Usually you have a pretty good feeling when your baseball team is going up against the other team’s fifth starter. Almost by definition, that starter is someone you figure you have a decent chance of beating. You don’t expect the fifth starter to shut your team down.

Tonight the Angels sent Matt Shoemaker, their fifth starter, out to face the Indians. And Shoemaker shut the Indians down, giving up only two runs over eight innings. He walked only one batter and struck out ten. The Indians cobbled together a second-inning run on a walk, a single, and a groundout, and Lonnie Chisenhall hit a solo homer in the fourth, but that was all the damage they were able to do. At one point Shoemaker retired ten Indians batters in a row. He left the game after eight innings with the Angels up, 9-2. The Tribe tacked on a meaningless run in the ninth inning against mop-up reliever Ernesto Frieri, thus making the final score 9-3, Angels.

Indians starter Josh Tomlin was not sharp tonight. He didn’t walk a batter in his 5 1/3 innings of work, but that is mostly because the Angels were too busy batting the ball all over the outfield, and into the seats for homers, as Tomlin allowed 11 hits. He gave up a run in the first inning, but the fifth inning was his real downfall. Two singles in that frame, coupled with an error by shortstop Asdrubal Cabrera, brought one run in. Then Angels slugger Mike Trout worked an 0-2 count to 2-2 before hitting a three-run homer to give the Angels a 5-2 lead. Tomlin went on to give up a single and a double in the inning, which would have brought in another run were it not for a good outfield assist by Ryan Raburn. Tomlin led off the sixth inning by giving up a homer to Howie Kendrick, making the score 6-2, and effectively putting the game out of reach, thanks to Shoemaker’s fine outing.

The bright spots of the evening: Chisenhall went 2 for 4. Each of the first five batters in the Indians lineup got at least one hit.
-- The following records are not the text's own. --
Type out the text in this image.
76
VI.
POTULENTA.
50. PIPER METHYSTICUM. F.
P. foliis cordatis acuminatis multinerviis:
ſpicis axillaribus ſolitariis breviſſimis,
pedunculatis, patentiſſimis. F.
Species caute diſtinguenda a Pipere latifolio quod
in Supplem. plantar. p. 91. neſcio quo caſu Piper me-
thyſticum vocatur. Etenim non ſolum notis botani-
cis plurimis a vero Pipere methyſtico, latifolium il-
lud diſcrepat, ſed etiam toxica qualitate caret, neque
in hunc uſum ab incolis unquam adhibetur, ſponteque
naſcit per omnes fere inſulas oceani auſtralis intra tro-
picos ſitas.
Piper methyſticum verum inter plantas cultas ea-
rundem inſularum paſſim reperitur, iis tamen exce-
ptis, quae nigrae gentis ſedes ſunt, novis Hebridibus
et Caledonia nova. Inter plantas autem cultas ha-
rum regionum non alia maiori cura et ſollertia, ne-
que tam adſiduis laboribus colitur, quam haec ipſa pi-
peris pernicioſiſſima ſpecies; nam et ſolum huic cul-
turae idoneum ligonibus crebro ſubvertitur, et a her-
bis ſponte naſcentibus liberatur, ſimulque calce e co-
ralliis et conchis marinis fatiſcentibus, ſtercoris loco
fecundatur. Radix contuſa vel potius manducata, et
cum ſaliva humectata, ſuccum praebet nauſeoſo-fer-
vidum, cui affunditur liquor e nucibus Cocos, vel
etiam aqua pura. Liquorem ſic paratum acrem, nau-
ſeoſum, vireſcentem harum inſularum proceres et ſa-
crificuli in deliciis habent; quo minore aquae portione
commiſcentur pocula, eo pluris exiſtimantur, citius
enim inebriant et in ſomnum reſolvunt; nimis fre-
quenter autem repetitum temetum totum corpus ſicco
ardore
Sad trombone: the bottom of the lineup, David Murphy, Nick Swisher, Yan Gomes, and Raburn, went a combined 1 for 14. Swisher’s batting average is now .200. Not exactly the kind of number you want to see from a guy with the letters DH after his name in the box score. Also, Josh Outman pitched poorly, giving up two hits (including a homer), two walks, and two runs in 1 1/3 innings of work.

Tonight’s loss brought the Indians back to .500, and leaves them three games behind the Kansas City Royals, the new overlords of the AL Central following their win over Detroit. The Indians and Angels will have at it again tomorrow evening.

7 Comments

  • Fred Andrews says:

    How many years did they sign Swisher for??

  • Andy says:

    The bigger problem we face is that we have no 3B. Santana is fine at first, but Chis really needs to DH (which leaves no spot for swish), as both Chis and Santana are horrible at 3B (Chis is the worst in the league by far, with Santana 2nd worst).

    • Jack Glasscock's Cup says:

      All of the position players are terrible. Besides catcher, the highest ranked defensive runs saved is 21st, and that’s 1B. 2B, 3B, and SS are all bottom 5 in the league. No wonder the Indians pitchers strike out so many hitters. They can’t trust anybody to catch the ball in the field.

  • DaveR says:

    On the 2nd year of a 4-year $56M deal.

  • Gvl Steve says:

    Is anyone concerned that the team is drawing 14,000 fans for home games in June? Weren’t they drawing 18,000-20,000 by this time last year?

  • Jack Glasscock's Cup says:

    Overall defense is this team’s achilles heel. Watching many of the games, the opposing team has players in the right positions, whether it be through use of the shift or just a few steps of logical positing based on tendencies. I rarely see that with the Indians (except with the over-shift). Maybe it’s time to trade Cabrera for (hopefully) a viable prospect and get Lindor up here to shore up the SS position. Because running out a team of glorified DHs in the infield isn’t helping anybody.

  • The Doctor says:

    i’m not a huge fan of the work josh outman’s done, but he surely hasn’t been horrible enough to DFA. you’d think we could at least trade him for SOMETHING half-useful, since we traded stubbs to get him in the first place.